Иоанн был подвергнут бойкоту двора. На Рождество 403 г. императорская фамилия не пришла в церковь, также и на Пасху 404 г. B клире продолжался раскол. Иоанн Златоуст был заперт в своем жилище, т.е. фактически содержался под арестом. Наконец его враги – Севериан Кавалльский, Акакий Веррийский и Ко. – добились от императрицы Евдоксии дозволения привести судебный приговор в исполнение. Приговор своего собора об устранении Иоанна с константинопольской кафедры и о ссылке его в неведомые народу области (по-нашему – в Сибирь) для создания атмосферы забвения. На пятый день по Пятидесятнице добились своего. Назначили 20 июня день отправки арестанта в дальний путь через Малую Азию и разрешили Златоусту прощание с близкими ему клириками и диаконисами. Иоанн Златоуст при прощании завещал друзьям позицию покорности власти его преемника. Просил их лишь не подписываться под актами, его осуждающими. Народная толпа в это время осаждала здания, примыкающие к св. Софии. Иоанна потайными ходами вывели и увезли.
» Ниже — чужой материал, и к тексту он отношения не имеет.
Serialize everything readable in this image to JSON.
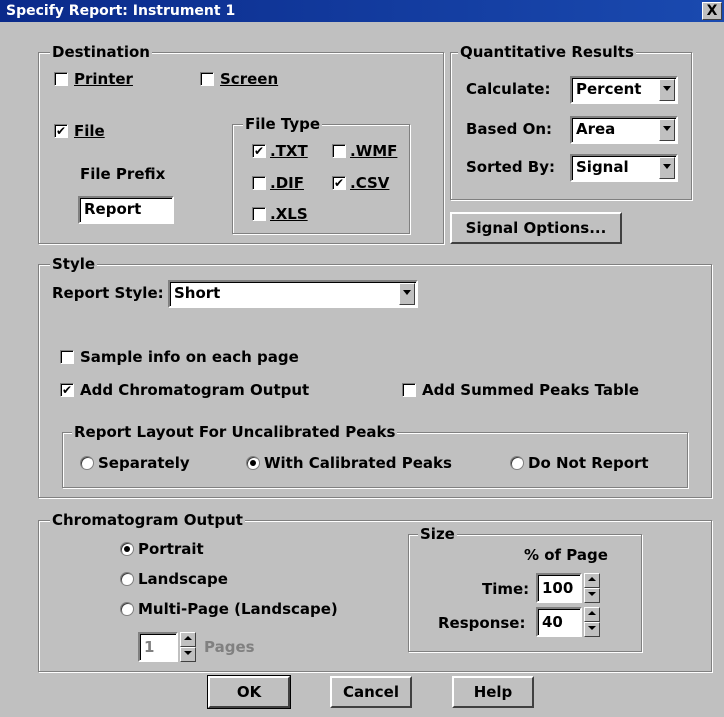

Тотчас после увоза обманутые и озлобленные низы учинили месть. Неведомо кто подложил огонь под самую кафедру Софийского храма. И вся блестящая по тогдашнему времени базилика и соседние дворец и Сенат оказались объятыми пламенем, который не смогли остановить. Все было за три часа превращено в развалины. Погибло много античных украшений в Сенате. Конечно, обвинили в этом «иоаннитов». Так стали называться приверженцы Златоуста. Многих из них казнили. Златоуста первые дни тайно укрывали в Никее и вскоре также тайно увезли в ссылку. В дороге через Малую Азию струсившие местные епископы прятались, боясь оказать даже простую вежливость и помощь арестанту. Никто нигде, ни в Анкире, ни в Кесарии Каппадокийской, его не повидал и не помог избавиться от желудочных болей, которыми он страдал.
Привезли Златоуста в так называемый Кукуз, глухое селение в пределах нашего Закавказья. Это теперь исчезнувший городишко между Кутаисской губернией и Батумской областью. Местное население, по преданию, дружественно и почетно отнеслось к гонимому святителю. Да и местная администрация не пресекала потока писем к нему и из столицы, например от Олимпиады, и из родных антиохийских пределов.